Armani Houseal, a sophomore transfer student from the University of South Carolina, is still getting used to her transition from the South into a city environment but has been enjoying her first few weeks at Howard due to the nature of the student body.
She said the Howard community feels “really close-knit, I like it. I haven’t met a lot of people but everyone’s friendly as far as the student body,” she said. “It’s really inviting.”
Col Anderson, a freshman psychology major, chose Howard in part because she attended predominantly white institutions her whole life and sought a different experience. “I have a lot of family and family friends who went to Howard and they all had great things to say,” she said. “It’s always felt right in my spirit,” she said. “It feels right now.”
Anderson explained that her background in predominantly white areas led her to develop an appreciation for Howard’s student body. “I’ve never been super excited to talk to new people.
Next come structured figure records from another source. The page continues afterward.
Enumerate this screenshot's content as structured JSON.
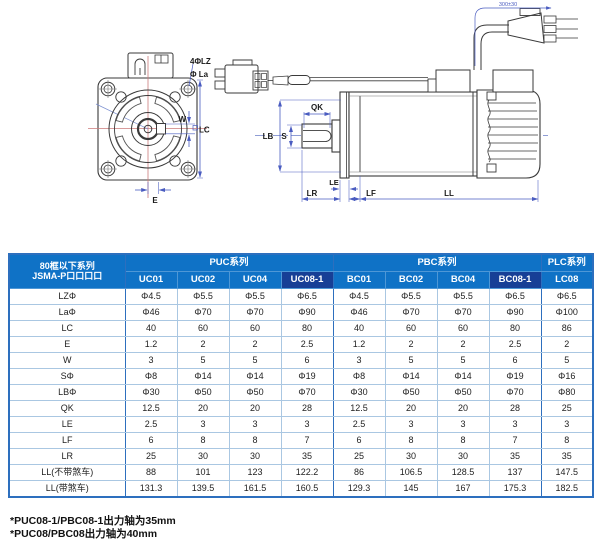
{
  "diagram": {
    "front": {
      "holes_label": "4ΦLZ",
      "la_label": "Φ La",
      "w_label": "W",
      "lc_label": "LC",
      "e_label": "E"
    },
    "side": {
      "qk_label": "QK",
      "lb_label": "LB",
      "s_label": "S",
      "le_label": "LE",
      "lr_label": "LR",
      "lf_label": "LF",
      "ll_label": "LL",
      "cable_label": "300±30"
    }
  },
  "table": {
    "corner": {
      "line1": "80框以下系列",
      "line2": "JSMA-P口口口口"
    },
    "groups": [
      {
        "label": "PUC系列",
        "span": 4
      },
      {
        "label": "PBC系列",
        "span": 4
      },
      {
        "label": "PLC系列",
        "span": 1
      }
    ],
    "columns": [
      "UC01",
      "UC02",
      "UC04",
      "UC08-1",
      "BC01",
      "BC02",
      "BC04",
      "BC08-1",
      "LC08"
    ],
    "dark_columns": [
      "UC08-1",
      "BC08-1"
    ],
    "rows": [
      {
        "label": "LZΦ",
        "values": [
          "Φ4.5",
          "Φ5.5",
          "Φ5.5",
          "Φ6.5",
          "Φ4.5",
          "Φ5.5",
          "Φ5.5",
          "Φ6.5",
          "Φ6.5"
        ]
      },
      {
        "label": "LaΦ",
        "values": [
          "Φ46",
          "Φ70",
          "Φ70",
          "Φ90",
          "Φ46",
          "Φ70",
          "Φ70",
          "Φ90",
          "Φ100"
        ]
      },
      {
        "label": "LC",
        "values": [
          "40",
          "60",
          "60",
          "80",
          "40",
          "60",
          "60",
          "80",
          "86"
        ]
      },
      {
        "label": "E",
        "values": [
          "1.2",
          "2",
          "2",
          "2.5",
          "1.2",
          "2",
          "2",
          "2.5",
          "2"
        ]
      },
      {
        "label": "W",
        "values": [
          "3",
          "5",
          "5",
          "6",
          "3",
          "5",
          "5",
          "6",
          "5"
        ]
      },
      {
        "label": "SΦ",
        "values": [
          "Φ8",
          "Φ14",
          "Φ14",
          "Φ19",
          "Φ8",
          "Φ14",
          "Φ14",
          "Φ19",
          "Φ16"
        ]
      },
      {
        "label": "LBΦ",
        "values": [
          "Φ30",
          "Φ50",
          "Φ50",
          "Φ70",
          "Φ30",
          "Φ50",
          "Φ50",
          "Φ70",
          "Φ80"
        ]
      },
      {
        "label": "QK",
        "values": [
          "12.5",
          "20",
          "20",
          "28",
          "12.5",
          "20",
          "20",
          "28",
          "25"
        ]
      },
      {
        "label": "LE",
        "values": [
          "2.5",
          "3",
          "3",
          "3",
          "2.5",
          "3",
          "3",
          "3",
          "3"
        ]
      },
      {
        "label": "LF",
        "values": [
          "6",
          "8",
          "8",
          "7",
          "6",
          "8",
          "8",
          "7",
          "8"
        ]
      },
      {
        "label": "LR",
        "values": [
          "25",
          "30",
          "30",
          "35",
          "25",
          "30",
          "30",
          "35",
          "35"
        ]
      },
      {
        "label": "LL(不带煞车)",
        "values": [
          "88",
          "101",
          "123",
          "122.2",
          "86",
          "106.5",
          "128.5",
          "137",
          "147.5"
        ]
      },
      {
        "label": "LL(带煞车)",
        "values": [
          "131.3",
          "139.5",
          "161.5",
          "160.5",
          "129.3",
          "145",
          "167",
          "175.3",
          "182.5"
        ]
      }
    ]
  },
  "footnotes": [
    "*PUC08-1/PBC08-1出力轴为35mm",
    "*PUC08/PBC08出力轴为40mm"
  ],
  "colors": {
    "header_blue": "#0f72c6",
    "header_dark_blue": "#173f96",
    "table_border_blue": "#2d6fbe",
    "dimension_blue": "#4a5cc0",
    "centerline_red": "#cb7a7a",
    "drawing_line": "#3a3a3a"
  }
}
When I got here I felt like so many people gravitated towards me, I gravitated towards so many new people,” she said. “There’s something so great about meeting people and being able to relate immediately.”
A junior sports medicine major from Buffalo, New York, Isaiah Okaro, praised the student body for their innovation and ability to harness their creativity. “People here are so creative, constantly coming up with new ideas and I really feel like the whole student body embraces that,” Okaro said.
Incoming freshman JeVanni Napoleon came to Howard because she saw the university as the “best at everything.” “I feel like it holds up to its name, you know, it’s the leading producer of many Black professionals. Howard is an elite institution and, you know, numbers don’t lie.”